По своим масштабам, глубине и разрушительности преобразований для осваиваемых обществ, но главное - по своему значению для развитых стран освоение постсоциалистического пространства можно сравнить лишь со второй Конкистой.
Первая за счет разграбления цивилизаций Центральной и Латинской Америки обеспечила ресурсами формирование в развитых странах Запада классического капиталистического общества.
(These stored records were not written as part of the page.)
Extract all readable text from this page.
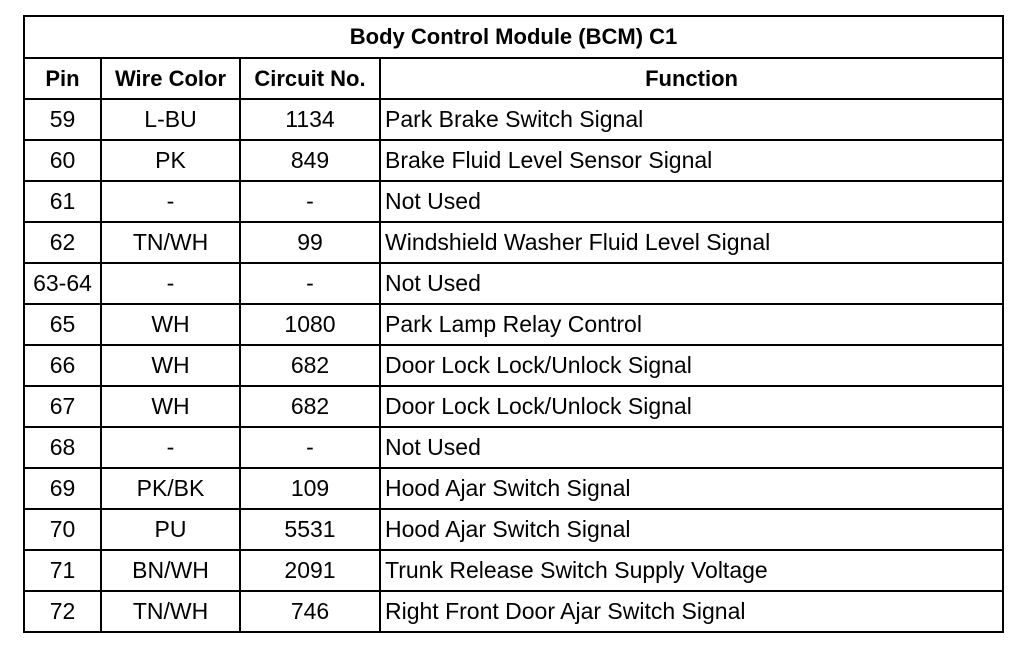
Body Control Module (BCM) C1			
Pin	Wire Color	Circuit No.	Function
59	L-BU	1134	Park Brake Switch Signal
60	PK	849	Brake Fluid Level Sensor Signal
61	-	-	Not Used
62	TN/WH	99	Windshield Washer Fluid Level Signal
63-64	-	-	Not Used
65	WH	1080	Park Lamp Relay Control
66	WH	682	Door Lock Lock/Unlock Signal
67	WH	682	Door Lock Lock/Unlock Signal
68	-	-	Not Used
69	PK/BK	109	Hood Ajar Switch Signal
70	PU	5531	Hood Ajar Switch Signal
71	BN/WH	2091	Trunk Release Switch Supply Voltage
72	TN/WH	746	Right Front Door Ajar Switch Signal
Вторая Конкиста, развернувшаяся в конце 80-х годов, за счет не менее беспощадного разграбления постсоциалистического и неразвитого мира технологически, интеллектуально и финансово обеспечила глобализацию, в том числе перерастание развитых стран в качественно новое состояние глобального общества на основе развития уже не индустриальных, но информационных технологий.
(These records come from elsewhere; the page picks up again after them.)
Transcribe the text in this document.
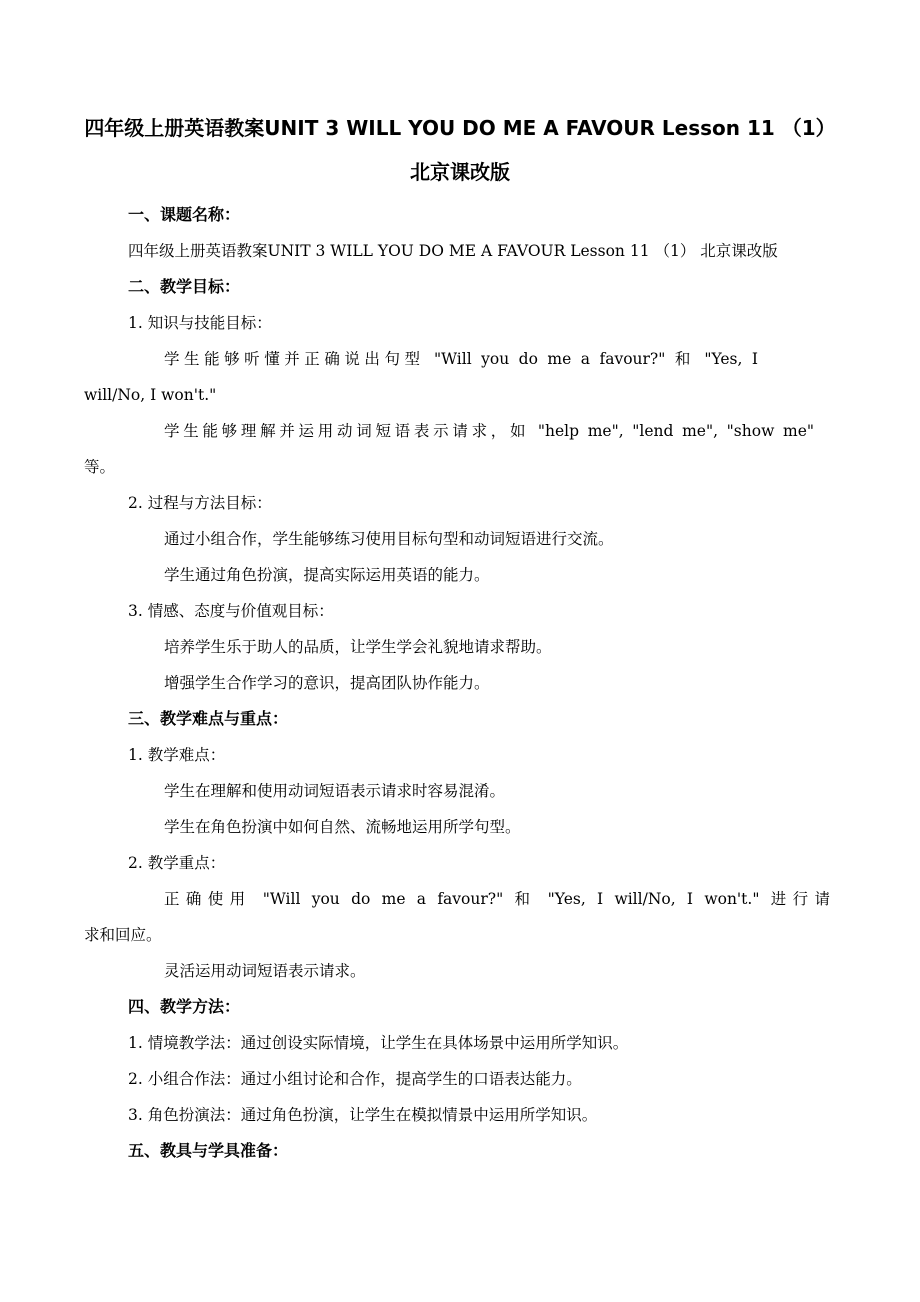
四年级上册英语教案UNIT 3 WILL YOU DO ME A FAVOUR Lesson 11 （1）
北京课改版
一、课题名称：
四年级上册英语教案UNIT 3 WILL YOU DO ME A FAVOUR Lesson 11 （1） 北京课改版
二、教学目标：
1. 知识与技能目标：
学生能够听懂并正确说出句型 "Will you do me a favour?" 和 "Yes, I
will/No, I won't."
学生能够理解并运用动词短语表示请求，如 "help me", "lend me", "show me"
等。
2. 过程与方法目标：
通过小组合作，学生能够练习使用目标句型和动词短语进行交流。
学生通过角色扮演，提高实际运用英语的能力。
3. 情感、态度与价值观目标：
培养学生乐于助人的品质，让学生学会礼貌地请求帮助。
增强学生合作学习的意识，提高团队协作能力。
三、教学难点与重点：
1. 教学难点：
学生在理解和使用动词短语表示请求时容易混淆。
学生在角色扮演中如何自然、流畅地运用所学句型。
2. 教学重点：
正确使用 "Will you do me a favour?" 和 "Yes, I will/No, I won't." 进行请
求和回应。
灵活运用动词短语表示请求。
四、教学方法：
1. 情境教学法：通过创设实际情境，让学生在具体场景中运用所学知识。
2. 小组合作法：通过小组讨论和合作，提高学生的口语表达能力。
3. 角色扮演法：通过角色扮演，让学生在模拟情景中运用所学知识。
五、教具与学具准备：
Эксплуатация дополнялась навязыванием (при помощи глобальной рекламы) ограбляемой части человечества представлений о нормальности и, более того, необходимости даже не повседневных, а высочайших стандартов западного потребления. Растущее понимание представителями неразвитого мира (в том числе бывших социалистических стран) невозможности достижения этих стандартов их обществами породило феномен национального предательства либеральных реформаторов. Осознавая невозможность развития своих обществ в рамках сложившихся «правил игры», они сосредотачивали свои усилия на обеспечение личного уровня потребления, соответствующего стандартам глобальной рекламы, - за счет попыток войти в круг «глобальных кочевников».
Обострение этого противоречия к концу 90-х годов многократно усугубило глобальную напряженность, терроризм и буквально смывающую современную западную цивилизацию миграцию.
Однако развитые общества ощутили разрушительные последствия эгоизма глобальных корпораций намного быстрее.
Лишение огромной части человечества возможностей развития ограничило сбыт самих развитых стран, создав кризис перепроизводства - правда, в первую очередь не традиционной продукции, а преимущественно продукции информационных и управленческих технологий, high-hume'а, а не high-tech'а. Дополнительным фактором, усиливающим этот кризис, стало относительное сжатие спроса уже не в неразвитых, а в самих развитых странах. Это происходило за счет обнищания их собственного «среднего класса» под влиянием распространения информационных технологий (во многом также вызванного уничтожением «социалистического лагеря», давшим необходимые для этого распространения ресурсы).
Автоматической реакцией глобальных корпораций на эту первую волну глобального кризиса перепроизводства стало «накачивание» недостающего спроса за счет кредита. Кредитованием потребителей занимались не глобальные корпорации, но правительства стран их базирования и международные финансовые организации.
Обособление глобальных корпораций от государств окончательно произошло именно в ходе реализации этой стратегии к середине 90-х годов ХХ века. Причина обособления была проста: корпорации не хотели нести ответственность за чрезмерно рискованные кредиты, пусть даже и выданные в их интересах, и солидаризоваться с теми, кто это кредиты выдавал, пусть и под их давлением.
Стимулирование сбыта кредитованием неразвитого мира вызвало в 1997-1999 годах кризис долгов, бумерангом ударивший по США в 2000-2001 годах. США вытащили себя (и мировую экономику, стержнем которой они являются) из начинавшейся депрессии при помощи реализации двух ключевых стратегий.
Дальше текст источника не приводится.